Le Premier ministre Benjamin Netanyahu et son ex-rival Benny Gantz n'ont pas réussi à s'entendre sur un gouvernement «d'union et d'urgence», en pleine crise du coronavirus, à l'issue jeudi de leur ultimatum pour tenter de mettre un terme à la plus longue crise politique de l'histoire d'Israël.
Après 16 mois de gouvernement de transition, trois élections législatives et des rebondissements les plus improbables et parfois les plus désespérants pour certains Israéliens, les équipes de Netanyahu, 70 ans, et Gantz, 60 ans, se sont retrouvées mercredi soir après la fin des festivités de la Pâque juive, Pessah, ont-elles annoncé dans un communiqué conjoint.
Avec l'assentiment d'une majorité de parlementaires après les législatives du 2 mars, le président Reuven Rivlin avait accordé à Benny Gantz le mandat de former le prochain gouvernement. Et ce dernier avait causé la surprise en disant accepter de former un gouvernement avec Benjamin Netanyahu, ce qu'il refusait jusque là accusant notamment le Premier ministre de corruption.
Au cours des deux dernières semaines, les deux ont multiplié les pourparlers au point où, après l'expiration du mandat de Benny Gantz, lundi soir, le président avait décidé in extremis de remettre un jeton dans la machine à négociations accordant ainsi aux deux leaders jusqu'à minuit (21H00 GMT mercredi) pour trouver un accord de gouvernement.
Mais passé minuit, le mandat de Benny Gantz a bien expiré, a confirmé à l'AFP une source à la présidence. En théorie, le président israélien pourrait redemander aux parlementaires de lui recommander un autre élu pour tenter de former un gouvernement et sortir Israël d'une crise politique sans précédent et ce en pleine crise du nouveau coronavirus qui y a contaminé plus de 12.000 personnes, dont 130 sont décédées.
Désaccord sur le portefeuille de la Défense
Les dernières semaines ont montré des tensions entre les camps Netanyahu et Gantz sur le choix notamment du futur ministre de la Justice, qui sera aux commandes pendant le procès de Netanyahu, poursuivi pour corruption, malversation et abus de confiance dans trois affaires.
Le procès de Bibi, Premier ministre le plus pérenne de l'histoire d'Israël avec 14 ans au pouvoir, devait s'ouvrir à la mi-mars. Mais les mesures de confinement pour tenter de juguler la crise du Covid-19 ont forcé, comme dans de nombreux pays, la fermeture des tribunaux et donc le report du procès.

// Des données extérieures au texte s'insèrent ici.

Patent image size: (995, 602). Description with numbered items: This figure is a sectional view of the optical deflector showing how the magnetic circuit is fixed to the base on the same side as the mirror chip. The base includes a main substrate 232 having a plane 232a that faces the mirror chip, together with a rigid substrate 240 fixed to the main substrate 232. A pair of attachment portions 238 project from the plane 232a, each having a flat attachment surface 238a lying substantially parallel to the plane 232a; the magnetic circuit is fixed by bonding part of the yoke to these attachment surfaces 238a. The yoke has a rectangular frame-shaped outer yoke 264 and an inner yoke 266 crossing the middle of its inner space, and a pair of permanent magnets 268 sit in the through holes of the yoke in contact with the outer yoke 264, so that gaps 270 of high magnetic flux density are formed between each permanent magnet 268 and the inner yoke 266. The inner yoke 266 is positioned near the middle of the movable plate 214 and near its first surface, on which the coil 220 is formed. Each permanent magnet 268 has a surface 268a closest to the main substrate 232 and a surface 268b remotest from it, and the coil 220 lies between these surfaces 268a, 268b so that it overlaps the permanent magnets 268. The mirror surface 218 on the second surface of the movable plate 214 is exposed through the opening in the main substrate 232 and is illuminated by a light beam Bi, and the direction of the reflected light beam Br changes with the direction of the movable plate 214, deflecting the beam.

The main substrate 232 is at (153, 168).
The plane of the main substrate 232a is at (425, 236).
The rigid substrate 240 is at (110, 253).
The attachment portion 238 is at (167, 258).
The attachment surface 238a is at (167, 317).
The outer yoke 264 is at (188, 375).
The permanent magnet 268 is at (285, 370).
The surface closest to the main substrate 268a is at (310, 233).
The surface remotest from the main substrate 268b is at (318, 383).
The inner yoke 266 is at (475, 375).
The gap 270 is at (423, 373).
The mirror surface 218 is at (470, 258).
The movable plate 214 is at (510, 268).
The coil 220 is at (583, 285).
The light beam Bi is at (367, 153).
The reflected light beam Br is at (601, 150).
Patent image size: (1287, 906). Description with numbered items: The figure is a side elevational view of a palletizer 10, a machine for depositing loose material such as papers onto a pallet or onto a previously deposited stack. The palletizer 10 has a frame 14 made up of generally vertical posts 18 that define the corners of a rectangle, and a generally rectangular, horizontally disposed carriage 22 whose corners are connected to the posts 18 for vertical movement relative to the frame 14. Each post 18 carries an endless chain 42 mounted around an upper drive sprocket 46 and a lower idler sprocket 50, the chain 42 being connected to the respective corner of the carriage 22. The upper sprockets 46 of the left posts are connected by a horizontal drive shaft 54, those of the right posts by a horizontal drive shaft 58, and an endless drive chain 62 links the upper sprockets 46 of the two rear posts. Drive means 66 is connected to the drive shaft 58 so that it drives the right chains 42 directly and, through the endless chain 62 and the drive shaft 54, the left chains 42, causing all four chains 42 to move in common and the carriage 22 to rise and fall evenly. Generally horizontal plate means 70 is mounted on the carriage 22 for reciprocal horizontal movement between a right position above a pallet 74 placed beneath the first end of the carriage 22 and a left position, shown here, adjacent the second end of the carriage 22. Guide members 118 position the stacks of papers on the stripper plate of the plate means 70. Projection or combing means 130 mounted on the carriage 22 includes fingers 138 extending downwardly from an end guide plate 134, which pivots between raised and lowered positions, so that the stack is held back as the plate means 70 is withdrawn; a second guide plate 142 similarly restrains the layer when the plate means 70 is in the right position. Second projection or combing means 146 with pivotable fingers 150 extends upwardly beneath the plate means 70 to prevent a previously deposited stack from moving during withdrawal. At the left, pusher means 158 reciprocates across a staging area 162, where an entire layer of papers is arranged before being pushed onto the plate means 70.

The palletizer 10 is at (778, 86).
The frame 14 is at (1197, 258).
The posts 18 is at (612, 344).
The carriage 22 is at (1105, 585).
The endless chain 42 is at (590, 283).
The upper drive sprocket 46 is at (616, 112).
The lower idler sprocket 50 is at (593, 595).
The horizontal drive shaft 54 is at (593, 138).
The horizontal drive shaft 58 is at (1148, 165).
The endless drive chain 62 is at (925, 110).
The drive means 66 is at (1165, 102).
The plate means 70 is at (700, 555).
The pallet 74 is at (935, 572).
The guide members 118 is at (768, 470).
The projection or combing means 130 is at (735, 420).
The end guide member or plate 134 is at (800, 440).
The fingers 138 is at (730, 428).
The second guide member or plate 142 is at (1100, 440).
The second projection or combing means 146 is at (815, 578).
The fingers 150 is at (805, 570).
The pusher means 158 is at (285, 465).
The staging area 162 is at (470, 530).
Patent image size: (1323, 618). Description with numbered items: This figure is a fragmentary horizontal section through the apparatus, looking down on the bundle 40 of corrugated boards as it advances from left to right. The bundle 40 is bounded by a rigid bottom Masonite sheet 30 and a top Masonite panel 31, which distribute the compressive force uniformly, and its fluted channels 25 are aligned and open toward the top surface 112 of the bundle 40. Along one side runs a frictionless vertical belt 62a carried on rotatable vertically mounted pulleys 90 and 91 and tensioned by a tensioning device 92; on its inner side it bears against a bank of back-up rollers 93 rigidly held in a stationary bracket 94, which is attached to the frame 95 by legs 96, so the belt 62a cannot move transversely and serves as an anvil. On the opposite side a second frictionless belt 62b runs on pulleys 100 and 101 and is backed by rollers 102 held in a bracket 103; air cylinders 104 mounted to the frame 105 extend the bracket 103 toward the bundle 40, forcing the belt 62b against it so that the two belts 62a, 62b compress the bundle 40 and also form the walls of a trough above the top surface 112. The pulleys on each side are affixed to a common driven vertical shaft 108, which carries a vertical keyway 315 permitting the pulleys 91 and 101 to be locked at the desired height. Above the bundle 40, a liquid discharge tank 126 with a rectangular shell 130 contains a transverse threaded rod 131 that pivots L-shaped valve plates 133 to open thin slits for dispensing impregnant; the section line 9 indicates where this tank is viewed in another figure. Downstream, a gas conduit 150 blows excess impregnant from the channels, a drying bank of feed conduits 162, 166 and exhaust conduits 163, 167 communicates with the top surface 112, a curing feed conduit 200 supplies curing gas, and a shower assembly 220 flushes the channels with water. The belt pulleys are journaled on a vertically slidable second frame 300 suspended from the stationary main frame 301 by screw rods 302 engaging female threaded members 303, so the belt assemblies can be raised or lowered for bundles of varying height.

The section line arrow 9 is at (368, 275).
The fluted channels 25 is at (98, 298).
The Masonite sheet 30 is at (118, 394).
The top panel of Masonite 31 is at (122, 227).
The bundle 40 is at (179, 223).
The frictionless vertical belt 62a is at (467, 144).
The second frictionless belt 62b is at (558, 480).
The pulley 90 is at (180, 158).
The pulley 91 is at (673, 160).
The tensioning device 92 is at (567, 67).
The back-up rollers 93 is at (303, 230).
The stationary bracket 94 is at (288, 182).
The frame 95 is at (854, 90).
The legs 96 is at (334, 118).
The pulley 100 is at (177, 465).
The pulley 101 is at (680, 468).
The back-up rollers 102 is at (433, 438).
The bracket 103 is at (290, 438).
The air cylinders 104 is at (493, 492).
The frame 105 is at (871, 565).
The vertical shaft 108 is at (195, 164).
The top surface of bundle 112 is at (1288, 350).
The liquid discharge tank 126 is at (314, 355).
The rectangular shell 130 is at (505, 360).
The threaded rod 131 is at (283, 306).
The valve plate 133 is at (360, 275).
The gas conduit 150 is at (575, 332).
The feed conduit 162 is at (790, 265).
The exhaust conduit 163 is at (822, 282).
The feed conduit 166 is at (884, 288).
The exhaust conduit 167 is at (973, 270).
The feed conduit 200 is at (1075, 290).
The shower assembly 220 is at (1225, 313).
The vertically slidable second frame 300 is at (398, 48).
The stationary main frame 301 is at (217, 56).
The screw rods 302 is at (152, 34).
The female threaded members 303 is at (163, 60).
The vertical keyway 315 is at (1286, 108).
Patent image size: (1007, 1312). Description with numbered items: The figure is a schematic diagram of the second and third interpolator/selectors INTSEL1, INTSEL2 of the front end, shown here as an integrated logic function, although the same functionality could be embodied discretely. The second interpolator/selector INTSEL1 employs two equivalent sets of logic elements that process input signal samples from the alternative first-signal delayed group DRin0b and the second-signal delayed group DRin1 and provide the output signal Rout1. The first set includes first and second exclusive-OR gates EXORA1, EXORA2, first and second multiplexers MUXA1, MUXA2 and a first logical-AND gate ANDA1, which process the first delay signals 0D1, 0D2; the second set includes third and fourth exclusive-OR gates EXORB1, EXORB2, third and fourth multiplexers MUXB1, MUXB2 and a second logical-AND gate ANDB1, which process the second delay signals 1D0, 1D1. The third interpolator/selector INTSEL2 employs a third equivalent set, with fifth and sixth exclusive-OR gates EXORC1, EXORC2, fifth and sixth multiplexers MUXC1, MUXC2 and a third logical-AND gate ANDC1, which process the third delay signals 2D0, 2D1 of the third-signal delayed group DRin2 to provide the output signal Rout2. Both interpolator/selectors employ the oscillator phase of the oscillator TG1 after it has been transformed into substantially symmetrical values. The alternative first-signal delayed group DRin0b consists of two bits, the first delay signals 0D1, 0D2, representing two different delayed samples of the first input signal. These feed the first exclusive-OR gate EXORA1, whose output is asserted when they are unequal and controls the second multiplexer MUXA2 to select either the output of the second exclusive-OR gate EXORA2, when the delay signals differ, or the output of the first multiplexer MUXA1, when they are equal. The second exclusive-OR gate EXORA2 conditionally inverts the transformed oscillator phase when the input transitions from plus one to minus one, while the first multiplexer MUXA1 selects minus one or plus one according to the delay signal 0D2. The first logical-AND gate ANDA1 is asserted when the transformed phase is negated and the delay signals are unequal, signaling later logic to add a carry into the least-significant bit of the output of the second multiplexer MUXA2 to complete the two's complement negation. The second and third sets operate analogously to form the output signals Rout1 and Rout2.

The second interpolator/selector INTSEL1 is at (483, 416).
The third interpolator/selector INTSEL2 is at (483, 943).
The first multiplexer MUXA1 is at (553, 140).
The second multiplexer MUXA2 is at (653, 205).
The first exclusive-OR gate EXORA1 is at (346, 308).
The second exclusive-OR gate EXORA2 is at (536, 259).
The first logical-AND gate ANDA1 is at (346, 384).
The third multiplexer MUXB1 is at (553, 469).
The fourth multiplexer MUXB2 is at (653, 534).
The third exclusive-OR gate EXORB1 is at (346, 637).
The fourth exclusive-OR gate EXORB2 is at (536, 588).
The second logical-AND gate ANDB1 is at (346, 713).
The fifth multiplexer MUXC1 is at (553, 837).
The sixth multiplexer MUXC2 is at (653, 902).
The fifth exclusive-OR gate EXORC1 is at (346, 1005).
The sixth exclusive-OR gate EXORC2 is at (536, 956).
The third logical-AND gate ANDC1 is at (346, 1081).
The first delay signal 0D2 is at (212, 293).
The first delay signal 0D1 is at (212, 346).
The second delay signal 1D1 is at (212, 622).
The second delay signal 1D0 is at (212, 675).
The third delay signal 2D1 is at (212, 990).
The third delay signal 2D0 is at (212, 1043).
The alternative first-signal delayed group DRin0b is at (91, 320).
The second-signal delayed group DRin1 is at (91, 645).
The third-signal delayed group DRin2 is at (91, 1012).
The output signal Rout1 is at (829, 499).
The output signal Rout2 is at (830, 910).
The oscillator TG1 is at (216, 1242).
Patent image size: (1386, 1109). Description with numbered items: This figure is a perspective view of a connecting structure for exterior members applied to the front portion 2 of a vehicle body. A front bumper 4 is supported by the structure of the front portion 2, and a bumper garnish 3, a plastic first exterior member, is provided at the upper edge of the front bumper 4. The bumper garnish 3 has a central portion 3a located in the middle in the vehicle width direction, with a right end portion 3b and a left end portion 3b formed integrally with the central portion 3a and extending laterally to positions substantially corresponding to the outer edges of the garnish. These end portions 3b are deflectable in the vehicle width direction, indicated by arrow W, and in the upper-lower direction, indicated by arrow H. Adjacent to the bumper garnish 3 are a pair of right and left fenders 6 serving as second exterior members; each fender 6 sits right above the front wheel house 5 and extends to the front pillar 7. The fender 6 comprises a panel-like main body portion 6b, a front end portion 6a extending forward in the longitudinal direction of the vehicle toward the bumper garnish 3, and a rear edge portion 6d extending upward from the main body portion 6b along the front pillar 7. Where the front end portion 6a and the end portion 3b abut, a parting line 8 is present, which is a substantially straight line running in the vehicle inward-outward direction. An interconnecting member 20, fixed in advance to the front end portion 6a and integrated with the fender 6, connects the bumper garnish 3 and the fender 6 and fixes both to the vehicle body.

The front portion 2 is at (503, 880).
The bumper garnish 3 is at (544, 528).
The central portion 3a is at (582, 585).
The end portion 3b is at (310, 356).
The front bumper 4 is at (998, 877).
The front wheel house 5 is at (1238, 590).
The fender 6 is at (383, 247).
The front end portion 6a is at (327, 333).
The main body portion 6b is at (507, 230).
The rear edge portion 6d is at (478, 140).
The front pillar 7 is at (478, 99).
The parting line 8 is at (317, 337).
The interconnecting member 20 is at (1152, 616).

Des désaccords semblent aussi persister sur la nomination d'un ministre de la Défense -- M. Gantz et son acolyte Gaby Ashkenazi étant d'ex-chefs d'état-major --, ainsi que sur le projet d'annexion de la Vallée du Jourdain en Cisjordanie occupée.
Netanyahu pourrait jouer l'attentisme afin de provoquer une quatrième élection et rester aux commandes du pouvoir
Après avoir été initialement désigné pour former le gouvernement, Benny Gantz, qui il y a encore quelque temps refusait de participer à un gouvernement dirigé par M. Netanyahu en raison de son inculpation pour corruption, a mis de l'eau dans son vin en renonçant, à court terme du moins, à son projet de devenir Premier ministre et en consentant à participer à un gouvernement dirigé par Benjamin Netanyahu.
«Netanyahu, nous sommes arrivés à l'heure de vérité», a déclaré cette semaine Benny Gantz, dont le projet de former un gouvernement avec Benjamin Netanyahu a contribué à l'implosion de sa propre coalition centriste Kahol Lavan (Bleu-Blanc, les couleurs du drapeau israélien).
Des ténors de son parti ont refusé de le joindre dans sa politique de la main tendue à Benjamin Netanyahu, qui a désormais face à lui une opposition affaiblie.
Après ces rounds de discussions sans résultat probant, nombre d'éditorialistes s'interrogent sur les intentions du Premier ministre sortant: Benjamin Netanyahu veut-il vraiment partager le pouvoir avec Benny Gantz?
Surfant de surcroît sur des sondages d'opinion très favorables qui plébiscitent sa gestion de la pandémie -- Israël ayant été nommé le pays le plus sûr, devant l'Allemagne, selon une étude du consortium DKV --, le Premier ministre pourrait jouer l'attentisme afin de provoquer une quatrième élection et rester d'ici là aux commandes du pouvoir.